Le médiateur onusien Christopher Ross va faire le point sur sa dernière tournée régionale le 8 décembre prochain devant le conseil de sécurité de l’ONU. Quarante ans après le déclenchement du conflit, la question de la souveraineté du territoire reste au cœur des enjeux. Le roi Mohammed VI propose de négocier la création d’une « Région autonome du Sahara » qui disposerait de larges prérogatives (exécutif, parlement et tribunaux locaux) mais refuse depuis 2004 toute option pouvant déboucher sur la création d’un état indépendant. Fort de son contrôle sur la majorité du territoire et du consensus actuel au sein du Conseil de sécurité de l’ONU, qui demande aux parties de négocier elles-mêmes une solution politique, l’Etat s’est engagé dans un rapport de force avec le Polisario et l’Algérie sur la question du droit à l’autodétermination.

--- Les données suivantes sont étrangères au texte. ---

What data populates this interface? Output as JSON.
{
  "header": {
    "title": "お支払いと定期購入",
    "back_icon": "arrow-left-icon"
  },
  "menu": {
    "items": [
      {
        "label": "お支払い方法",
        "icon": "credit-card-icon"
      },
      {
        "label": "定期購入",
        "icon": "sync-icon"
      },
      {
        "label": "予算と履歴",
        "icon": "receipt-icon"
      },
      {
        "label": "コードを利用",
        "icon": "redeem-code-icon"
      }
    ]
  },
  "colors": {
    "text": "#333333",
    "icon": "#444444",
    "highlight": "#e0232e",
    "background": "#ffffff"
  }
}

Malgré l’abandon du plan Baker II en 2004 et la présentation du plan marocain d’autonomie en 2007, ces derniers continuent en effet de réclamer l’organisation d’un référendum à choix multiples, incluant l’option d’indépendance. Ils s’appuient pour cela sur le droit international : le territoire du « Sahara occidental » est maintenu chaque année sur la liste des territoires non-autonomes de l’ONU, examinée par la 4e commission de l’Assemblée générale, chargée des affaires de décolonisation. Un statut qui garantit aux habitants de ces territoires l’exercice du droit à l’autodétermination.
Le Conseil de sécurité, organe exécutif des Nations Unies, « demande » chaque année depuis 2007 à ce qu’une solution politique soit trouvée pour permettre ce droit à l’autodétermination. Au regard du droit international, l’autonomie fait partie des options possibles mais à une condition : qu’elle soit librement négociée et acceptée par les parties en présence. Ce que le Polisario refuse jusqu’à présent.

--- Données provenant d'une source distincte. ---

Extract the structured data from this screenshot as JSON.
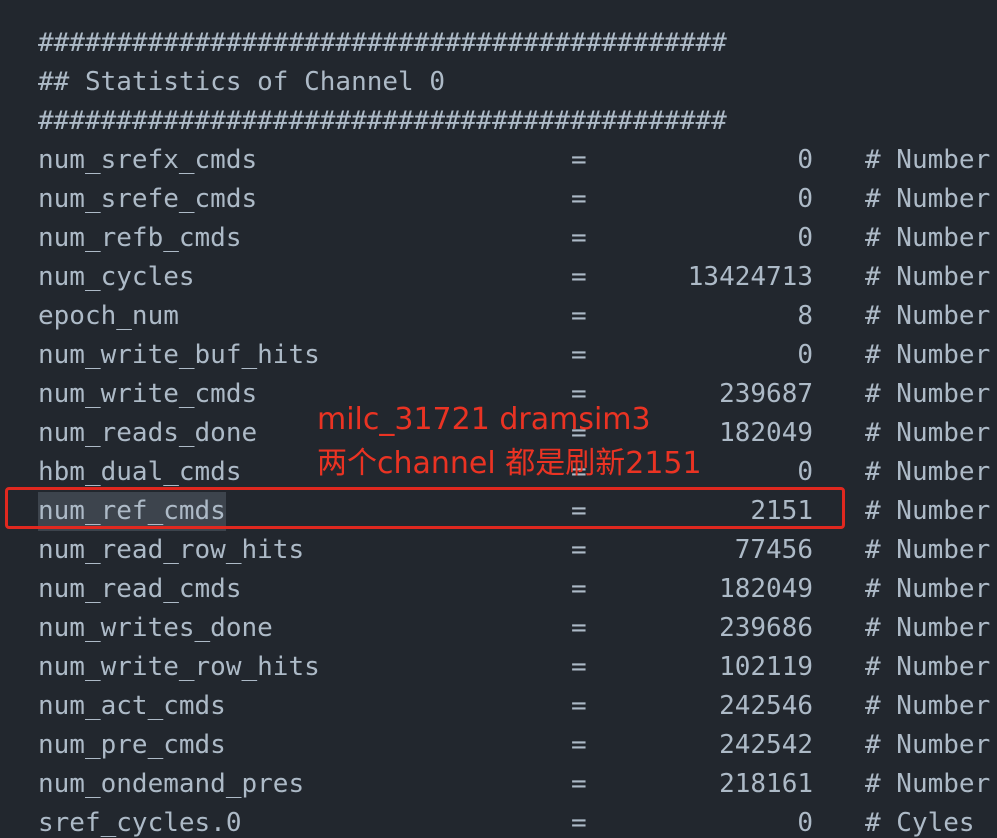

Depuis 2007, le mouvement indépendantiste s’emploie au contraire à maintenir en jeu la question de la souveraineté, et ce à travers plusieurs leviers : l’extension du mandat de la Minurso à la surveillance des droits de l’homme, la question de l’exploitation des ressources naturelles (phosphates, pêche et hydrocarbures) et le développement du territoire situé à l’est du mur de sable, une bande de terre aride que le polisario contrôle de facto depuis le cessez-le-feu de 1991. Grâce au soutien de l’Algérie et de l‘Afrique du sud, le polisario peut également compter aujourd’hui sur l’Union africaine. Depuis 2013, l’UA tente de se ré-engager dans le dossier et de peser auprès du Conseil de sécurité et de l’Assemblée générale de l’ONU pour relancer l’option du référendum.

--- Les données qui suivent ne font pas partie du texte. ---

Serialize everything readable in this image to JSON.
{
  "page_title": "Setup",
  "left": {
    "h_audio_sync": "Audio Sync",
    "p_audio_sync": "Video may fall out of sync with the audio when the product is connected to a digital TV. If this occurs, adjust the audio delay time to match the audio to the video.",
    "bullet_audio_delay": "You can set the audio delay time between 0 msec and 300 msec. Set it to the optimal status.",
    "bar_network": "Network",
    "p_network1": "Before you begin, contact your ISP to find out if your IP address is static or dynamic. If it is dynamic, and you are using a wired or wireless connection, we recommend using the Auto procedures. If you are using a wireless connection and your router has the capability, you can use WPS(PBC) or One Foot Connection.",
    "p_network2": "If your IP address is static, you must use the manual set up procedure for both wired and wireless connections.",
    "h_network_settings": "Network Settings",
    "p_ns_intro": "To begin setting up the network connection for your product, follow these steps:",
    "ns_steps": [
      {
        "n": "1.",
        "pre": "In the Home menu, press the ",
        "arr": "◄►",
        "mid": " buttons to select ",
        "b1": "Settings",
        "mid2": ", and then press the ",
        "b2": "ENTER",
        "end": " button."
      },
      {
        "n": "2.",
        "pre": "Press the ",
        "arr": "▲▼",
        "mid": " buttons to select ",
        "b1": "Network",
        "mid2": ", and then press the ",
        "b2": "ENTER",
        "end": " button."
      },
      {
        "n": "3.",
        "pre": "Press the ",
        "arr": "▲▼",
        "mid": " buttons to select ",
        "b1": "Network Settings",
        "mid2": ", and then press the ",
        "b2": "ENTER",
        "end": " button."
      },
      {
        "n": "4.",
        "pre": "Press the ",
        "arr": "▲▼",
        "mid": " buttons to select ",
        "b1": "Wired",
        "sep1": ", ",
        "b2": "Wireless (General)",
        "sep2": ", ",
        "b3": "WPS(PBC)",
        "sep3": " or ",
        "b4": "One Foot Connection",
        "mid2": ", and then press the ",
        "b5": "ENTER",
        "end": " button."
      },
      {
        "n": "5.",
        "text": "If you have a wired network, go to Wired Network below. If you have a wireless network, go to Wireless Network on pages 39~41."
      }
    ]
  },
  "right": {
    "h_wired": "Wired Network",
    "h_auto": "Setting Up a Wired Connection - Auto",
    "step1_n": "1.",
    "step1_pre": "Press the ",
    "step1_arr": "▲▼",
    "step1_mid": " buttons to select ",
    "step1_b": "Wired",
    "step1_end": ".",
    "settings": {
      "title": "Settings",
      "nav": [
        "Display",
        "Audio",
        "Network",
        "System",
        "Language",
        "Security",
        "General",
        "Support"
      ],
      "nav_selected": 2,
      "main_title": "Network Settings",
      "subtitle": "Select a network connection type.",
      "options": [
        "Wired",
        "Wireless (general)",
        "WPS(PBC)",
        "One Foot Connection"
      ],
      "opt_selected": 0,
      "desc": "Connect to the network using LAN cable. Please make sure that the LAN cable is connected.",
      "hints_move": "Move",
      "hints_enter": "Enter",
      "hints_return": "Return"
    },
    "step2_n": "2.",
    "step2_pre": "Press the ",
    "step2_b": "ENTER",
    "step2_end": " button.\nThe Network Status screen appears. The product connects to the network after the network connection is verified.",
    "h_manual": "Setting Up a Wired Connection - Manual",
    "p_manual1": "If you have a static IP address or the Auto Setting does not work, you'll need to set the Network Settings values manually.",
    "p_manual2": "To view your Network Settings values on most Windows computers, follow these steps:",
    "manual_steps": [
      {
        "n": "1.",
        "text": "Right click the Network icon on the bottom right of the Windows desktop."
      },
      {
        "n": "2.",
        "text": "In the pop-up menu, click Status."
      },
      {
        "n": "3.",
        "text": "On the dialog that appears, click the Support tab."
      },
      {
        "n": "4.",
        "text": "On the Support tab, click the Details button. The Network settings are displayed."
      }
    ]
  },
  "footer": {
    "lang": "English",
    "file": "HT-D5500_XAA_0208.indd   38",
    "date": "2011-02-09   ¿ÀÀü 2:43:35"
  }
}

Une pression pour des réformes
Afin de contrer l’extension du mandat de la Minurso, réclamée par le Polisario et les ONG internationales, les alliés du Maroc ont poussé l’Etat ces dernières années à s’engager sur des réformes (CNDH, tribunal militaire, liberté d’association, nouveau modèle de développement), dont la mise en œuvre doit permettre de crédibiliser la position marocaine. A Laâyoune, le gouvernement a annoncé début novembre 77 milliards de dirhams d’investissements sur les prochaines années afin de développer les provinces du sud, qui regroupent également la province de Tarfaya et la région de Guelmim Oued Noun.
En parallèle, la diplomatie marocaine est passée à l’offensive face à l’Algérie. Alors que Christopher Ross, ancien ambassadeur à Alger, juge préférable de manœuvrer le pouvoir algérien en coulisses, Rabat a adopté la démarche inverse. Les récentes déclarations de la diplomatie marocaine à New York sur le droit à l’autodétermination des Kabyles et le ton « offensif » du dernier discours de Mohammed VI vis-à-vis d’Alger, participent à cette stratégie. Confrontée à une grave crise budgétaire, liée à la baisse des cours du pétrole, à une situation sécuritaire tendue à ses frontières et à une guerre de succession à la tête de l’Etat, l’Algérie peut-elle lâcher du lest sur la question du Sahara ?



Les réfugiés exaspérés
Le Polisario de son côté avait prévu la tenue de son 14e congrès en décembre à Tifariti, à l’est du mur de sable. Après une série de rencontres avec la chef de la Minurso, Kim Bolduc, la direction du mouvement a toutefois décidé en aout dernier de déplacer le lieu du congrès au camp de Dakhla, le plus excentré des camps de réfugiés, où les inondations qui ont frappé la région en octobre ont fait des ravages. L’événement devrait avoir lieu du 16 au 20 décembre prochains et pourrait aboutir au remplacement de Mohamed Abdelaziz, qui règne sur les camps de Tindouf depuis près de quarante ans et dont l’incapacité à faire avancer la « cause sahraouie » suscite de plus en plus de mécontentement parmi les réfugiés.
PARTIE I
Au Maroc, l’autonomie toujours sur la table ?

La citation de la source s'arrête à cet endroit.